Il canto della foresta di Riccamboni e Bonani
Che si tratti di pandemie o di guerre, è sempre l’uomo con le proprie scissioni (da se stesso, dall’altro, dalla natura, dal cosmo) a rompere gli equilibri e condannarsi alla sofferenza. E la tradizione sciamanica, dicono Riccamboni e Bonani, psicoterapeuti studiosi di ecologia profonda, è una delle vie che l’uomo ha a disposizione per vederle e ricomporle. Non a caso gli indigeni della foresta amazzonica chiamano le proprie sacre medicine “Piante maestre” perché portatrici di insegnamento e conoscenza: di sé, della realtà, del tempo e dello spazio, della connessione tra tutte le cose. E anche “Piante di potere” perché restituiscono all’essere umano la sua innata capacità di vedere, comprendere, sapere e guarire.

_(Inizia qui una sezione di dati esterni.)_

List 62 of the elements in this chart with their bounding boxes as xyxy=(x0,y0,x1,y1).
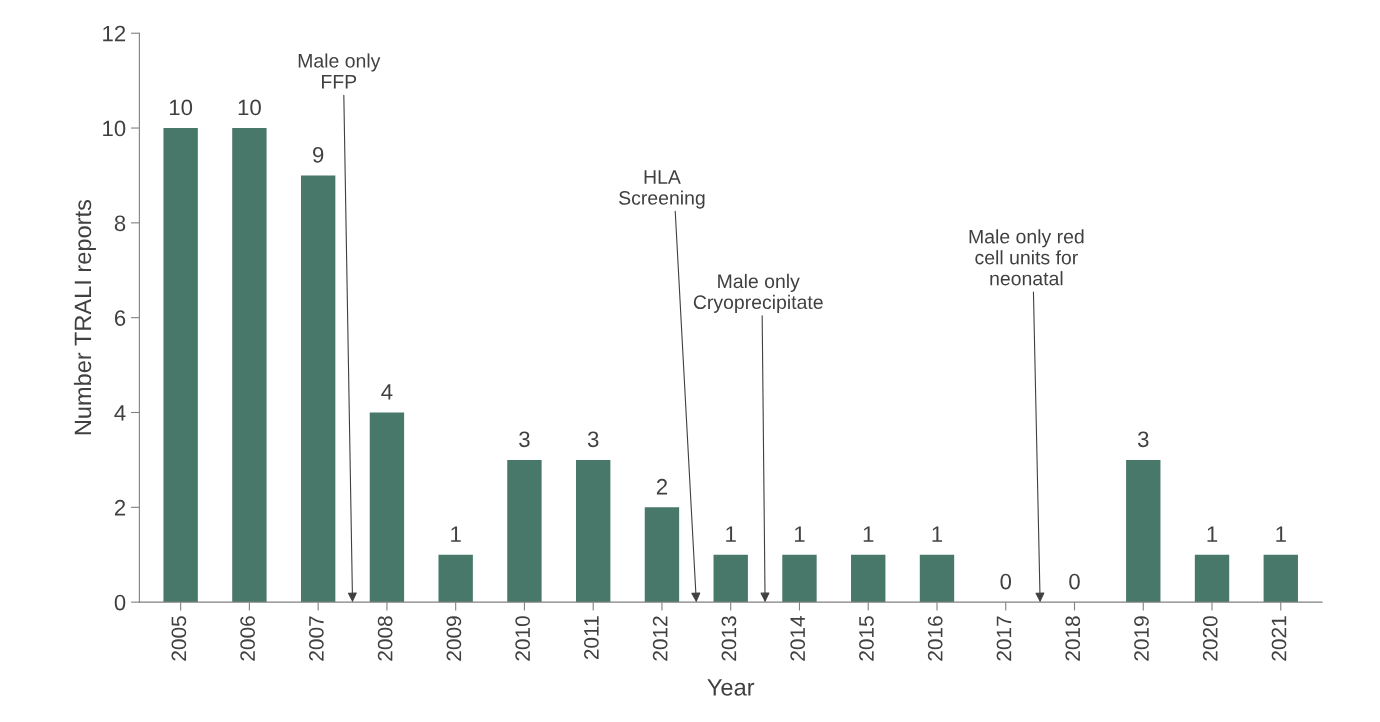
y-tick-label: 10 xyxy=(103,120,126,137)
data-label: 0 xyxy=(1000,573,1012,590)
annotation: Male only Cryoprecipitate xyxy=(693,273,823,313)
x-tick-label: 2017 xyxy=(996,616,1012,661)
bar xyxy=(851,554,886,603)
x-tick-label: 2015 xyxy=(859,616,874,661)
bar xyxy=(300,175,336,603)
data-label: 10 xyxy=(169,99,193,116)
y-tick-label: 4 xyxy=(114,405,126,421)
bar xyxy=(1126,459,1161,603)
y-axis-title: Number TRALI reports xyxy=(73,199,96,435)
x-tick-label: 2018 xyxy=(1065,616,1081,661)
y-tick-label: 12 xyxy=(103,25,126,42)
x-axis-title: Year xyxy=(707,679,755,696)
bar xyxy=(507,459,542,603)
y-tick-label: 2 xyxy=(114,499,126,516)
x-tick-label: 2011 xyxy=(584,616,599,660)
bar xyxy=(369,412,405,603)
y-tick-label: 6 xyxy=(114,310,126,326)
data-label: 3 xyxy=(587,431,599,448)
data-label: 1 xyxy=(794,526,805,542)
x-tick-label: 2005 xyxy=(171,616,187,661)
data-label: 4 xyxy=(381,384,393,400)
data-label: 3 xyxy=(519,431,530,448)
y-tick-label: 0 xyxy=(114,594,126,611)
x-tick-label: 2021 xyxy=(1271,616,1287,661)
bar xyxy=(576,459,611,603)
x-tick-label: 2019 xyxy=(1134,616,1149,661)
data-label: 1 xyxy=(1207,526,1218,542)
bar xyxy=(782,554,817,603)
data-label: 0 xyxy=(1069,573,1080,590)
data-label: 1 xyxy=(1276,526,1286,542)
annotation: Male only red cell units for neonatal xyxy=(969,229,1084,286)
x-tick-label: 2008 xyxy=(377,616,393,661)
bar xyxy=(163,128,198,603)
data-label: 10 xyxy=(238,99,261,116)
data-label: 1 xyxy=(863,526,874,542)
x-tick-label: 2007 xyxy=(308,616,324,661)
bar xyxy=(438,554,473,603)
data-label: 1 xyxy=(726,526,736,542)
data-label: 2 xyxy=(656,478,668,495)
x-tick-label: 2006 xyxy=(240,616,255,661)
data-label: 1 xyxy=(932,526,943,542)
data-label: 3 xyxy=(1137,431,1149,448)
bar xyxy=(644,507,680,603)
data-label: 9 xyxy=(313,146,324,163)
x-tick-label: 2010 xyxy=(515,616,531,661)
bar xyxy=(232,128,267,603)
x-tick-label: 2016 xyxy=(927,616,943,661)
bar xyxy=(1263,554,1298,603)
data-label: 1 xyxy=(451,526,461,542)
annotation: Male only FFP xyxy=(298,53,381,89)
x-tick-label: 2014 xyxy=(790,615,806,661)
bar xyxy=(919,554,955,603)
bar xyxy=(713,554,748,603)
x-tick-label: 2020 xyxy=(1202,616,1218,661)
x-tick-label: 2009 xyxy=(446,616,462,661)
y-tick-label: 8 xyxy=(114,215,126,232)
x-tick-label: 2013 xyxy=(721,616,737,661)
bar xyxy=(1194,554,1230,603)
annotation: HLA Screening xyxy=(619,170,705,209)
x-tick-label: 2012 xyxy=(652,616,668,661)
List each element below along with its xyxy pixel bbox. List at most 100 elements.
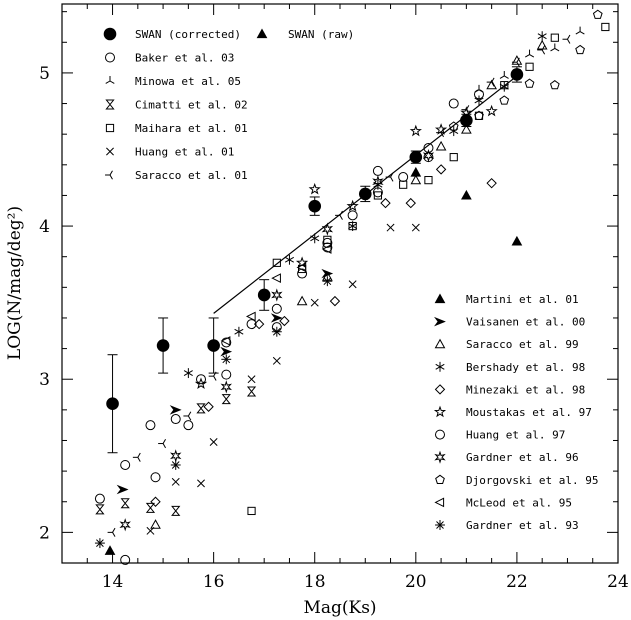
data-point [348,280,357,289]
x-axis-title: Mag(Ks) [303,598,376,618]
legend-entry: Baker et al. 03 [105,52,234,65]
data-point [271,326,282,337]
axes: 14 16 18 20 22 24 2 3 4 5 [39,3,629,592]
data-point [549,80,560,90]
data-point [120,498,130,509]
legend-marker [105,170,113,180]
legend-label: Moustakas et al. 97 [466,406,592,419]
data-point [310,233,320,244]
legend-label: SWAN (raw) [288,28,354,41]
data-point [197,479,205,488]
legend-label: Saracco et al. 99 [466,338,579,351]
data-point [171,477,180,486]
data-point [511,55,523,65]
data-point [435,164,447,175]
data-point [592,9,603,19]
legend-entry: Martini et al. 01 [434,293,579,306]
data-point [423,142,434,153]
data-point [106,397,119,411]
data-point [296,262,307,273]
legend-label: Gardner et al. 93 [466,519,579,532]
legend-entry: Minezaki et al. 98 [434,383,585,396]
data-point [297,268,308,279]
legend-entry: McLeod et al. 95 [434,496,572,509]
legend-marker [256,28,268,39]
legend-entry: Saracco et al. 01 [105,169,248,182]
data-point [537,31,547,42]
legend-label: Minowa et al. 05 [135,75,241,88]
legend-entry: Vaisanen et al. 00 [434,316,585,329]
series-cimatti-et-al-02 [95,386,257,516]
legend-entry: Gardner et al. 93 [435,519,579,532]
data-point [398,172,409,183]
legend-marker [434,384,446,395]
legend-label: Gardner et al. 96 [466,451,579,464]
data-point [308,199,322,213]
data-point [183,420,194,431]
legend-label: Djorgovski et al. 95 [466,474,598,487]
data-point [358,187,372,201]
data-point [405,197,416,209]
data-point [259,288,269,299]
data-point [525,62,534,71]
legend-label: Cimatti et al. 02 [135,99,248,112]
legend-entry: Djorgovski et al. 95 [435,474,598,487]
legend-marker [434,497,445,508]
data-point [322,276,333,287]
data-point [169,405,182,415]
data-point [221,369,232,380]
data-point [158,439,166,449]
data-point [461,105,470,115]
data-point [271,273,281,283]
x-tick-label: 24 [607,572,629,592]
series-martini-et-al-01 [104,545,116,555]
data-point [150,496,161,507]
data-point [372,165,383,176]
data-point [348,221,358,232]
legend-label: Maihara et al. 01 [135,122,248,135]
series-huang-et-al-01 [146,223,420,535]
x-tick-label: 16 [203,572,225,592]
legend-marker [435,361,445,372]
data-point [104,545,116,555]
data-point [196,374,206,385]
data-point [435,140,447,151]
data-point [150,519,161,529]
legend: SWAN (corrected) SWAN (raw) Baker et al. 0… [103,27,598,532]
data-point [270,313,283,323]
data-point [207,339,220,352]
data-point [245,311,256,322]
data-point [120,459,131,470]
data-point [486,177,497,189]
data-point [321,244,332,254]
data-point [308,182,321,195]
legend-label: Vaisanen et al. 00 [466,316,585,329]
legend-entry: Huang et al. 97 [435,429,565,442]
series-djorgovski-et-al-95 [448,9,603,131]
series-swan-raw [410,166,523,246]
data-point [525,49,535,58]
data-point [120,554,131,565]
series-minowa-et-al-05 [474,26,585,93]
data-point [424,176,433,185]
data-point [329,295,341,307]
legend-marker [105,76,115,84]
legend-label: Bershady et al. 98 [466,361,585,374]
data-point [601,22,610,32]
data-point [562,34,571,44]
data-point [460,106,473,118]
data-point [247,375,256,384]
data-point [183,411,192,421]
data-point [221,337,232,348]
legend-marker [434,316,446,327]
x-tick-label: 22 [506,572,528,592]
legend-label: Saracco et al. 01 [135,169,248,182]
data-point [347,210,358,221]
legend-entry: Cimatti et al. 02 [105,99,248,112]
data-point [385,172,394,182]
x-tick-label: 20 [405,572,427,592]
data-point [461,124,472,134]
data-point [511,235,523,246]
data-point [246,386,257,397]
data-point [271,288,283,302]
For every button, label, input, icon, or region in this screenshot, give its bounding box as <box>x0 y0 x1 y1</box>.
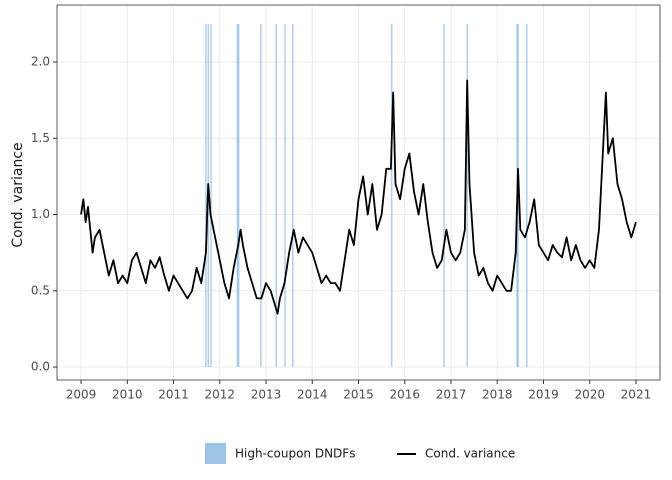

Ne Il canto della foresta (Mauna Loa), i due autori, parlano nello specifico degli effetti dell’Ayahuasca sul piano fisico, mentale e spirituale; di cerimonie sciamaniche, di canti medicina, di quali attenzioni e prudenze è consigliabile avere nell’accostarsi a questo cammino. Ma soprattutto della visione di un’umanità risvegliata, in pace con se stessa e dunque con la Madre Terra. Dicono gli autori: «Come psicoterapeuti osserviamo ogni giorno lo smarrimento delle persone, impegnate a soddisfare bisogni indotti per riempire un tempo svuotato di senso: occorre ricordare che noi siamo natura.»